Lack of depth constancy for grasping movements in both virtual and real environments

Abstract

Recent studies on visuomotor processes using virtual setups have suggested that actions are affected by similar biases as perceptual tasks. In particular, a strong lack of depth constancy is revealed, resembling biases in perceptual estimates of relative depth. With this study we aim to understand whether these findings are mostly caused by a lack of metric accuracy of the visuomotor system or by the limited cues provided by the use of virtual reality. We addressed this issue by comparing grasping movements towards a spherical object located at four distances (420, 450, 480, and 510 mm) performed in three conditions: 1) virtual, in which the target was a virtual object defined by binocular cues, 2) glow-in-the-dark, in which the object was painted with luminous paint but no other cue was provided, and 3) full-cue, in which the movement was performed with the lights on and all the environmental information was available. Results revealed a striking effect of object distance on grip aperture equally in all three conditions. Specifically, grip aperture gradually decreased with increase in object distance, proving a consistent lack of depth constancy. These findings clearly demonstrate that systematic biases in grasping actions are not induced by the use of virtual environments and that action and perception may involve the same visual information, which does not engage a metric reconstruction of the scene.

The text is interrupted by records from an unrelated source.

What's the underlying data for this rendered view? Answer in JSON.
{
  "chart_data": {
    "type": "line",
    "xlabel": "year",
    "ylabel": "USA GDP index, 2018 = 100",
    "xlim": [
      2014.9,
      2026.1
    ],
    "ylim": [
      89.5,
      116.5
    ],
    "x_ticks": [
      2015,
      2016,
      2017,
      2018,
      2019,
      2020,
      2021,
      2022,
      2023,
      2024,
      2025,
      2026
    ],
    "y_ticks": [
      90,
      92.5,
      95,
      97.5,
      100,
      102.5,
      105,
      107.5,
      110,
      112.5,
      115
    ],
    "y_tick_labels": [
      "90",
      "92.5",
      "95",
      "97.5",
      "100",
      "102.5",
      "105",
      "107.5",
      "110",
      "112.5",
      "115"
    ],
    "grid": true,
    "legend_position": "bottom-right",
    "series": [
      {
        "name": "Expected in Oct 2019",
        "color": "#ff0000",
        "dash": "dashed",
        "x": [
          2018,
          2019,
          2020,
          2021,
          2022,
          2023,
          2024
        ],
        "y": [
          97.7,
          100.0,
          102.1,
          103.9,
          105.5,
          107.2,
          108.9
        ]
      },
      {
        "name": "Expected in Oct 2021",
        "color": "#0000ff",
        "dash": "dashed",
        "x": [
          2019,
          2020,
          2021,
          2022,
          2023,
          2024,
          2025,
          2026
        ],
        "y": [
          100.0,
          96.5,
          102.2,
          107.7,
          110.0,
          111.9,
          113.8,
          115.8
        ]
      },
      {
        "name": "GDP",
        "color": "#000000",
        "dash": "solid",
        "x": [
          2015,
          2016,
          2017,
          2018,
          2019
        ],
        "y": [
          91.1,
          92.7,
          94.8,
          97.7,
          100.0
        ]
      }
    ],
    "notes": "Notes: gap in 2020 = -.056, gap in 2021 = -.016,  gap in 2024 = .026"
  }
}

Keywords: 3D; depth constancy; grasping; virtual reality; visuomotor control.

Fig. 1.

The grasping of a spherical object was performed in 3 different conditions. A, virtual: sphere and the visual feedback of the fingers were virtually rendered. The virtual sphere was paired with a real one located at the same distance and having the same dimension (ø 60 mm). Visual feedback of the index finger and thumb were rendered by means of virtual cylinders (height: 20 mm; ø: 10 mm). B, glow-in-the-dark: the sphere and the fingers of the participants were covered with luminous material to make them visible in the dark. The start and end of the trials was indicated by the PLATO goggles turning transparent and opaque. C, full-cue: the object was perfectly visible in front of the participants as well as their hand. All cues were available and the light was on for the duration of the experiment. The start and end of the trials was indicated by the PLATO goggles turning transparent and opaque.

Fig. 2.

For both the index finger and thumb 3 markers located at the vertexes of a triangle and the finger pad defined a rigid prism (dashed lines). During calibration, the position of the finger pad relative to the three markers was determined through a fourth calibration marker (gray discs) so that the location of the finger pad was uniquely specified for any orientation of the 3-marker configuration.

Fig. 3.

A: averaged maximum grip aperture (MGA) performed in the 3 conditions, virtual (black line), glow-in-the-dark (dark gray line), and full-cues (light gray line) as function of distance. Error bars represent means ± SE. B: plot of the grip aperture along the spaced-normalized trajectory (sampled at 101 points) for the 3 experimental conditions. For each subject and at each points of the trajectory, we fitted a linear regression model as function of distance (centered by subtracting its mean). Separately for the 3 conditions we run a 1-sample t-test on the slopes of the model to test from which point of the trajectory the grip aperture was significantly modulated by the target distance. The frames represent a blow-up of the part of the trajectory in which the grip aperture was modulated as function of the target distance. The shading bar on the bottom of each plot represents the P value of the t-test run on the single slopes.

Fig. 4.

Averaged peak velocity performed in the 3 conditions, virtual (black line), glow-in-the-dark (dark gray line), and full-cues (light gray line) as function of distance. Error bars represent means ± SE.

Fig. 5.

Averaged movement duration of the 3 conditions. Bars are segmented in subsequent movement phases from black to light gray: from movement onset to time of peak acceleration; from time of peak acceleration to time of peak velocity; from time of peak velocity to time of peak deceleration; from time of peak deceleration to time of MGA; and from time of MGA to movement end.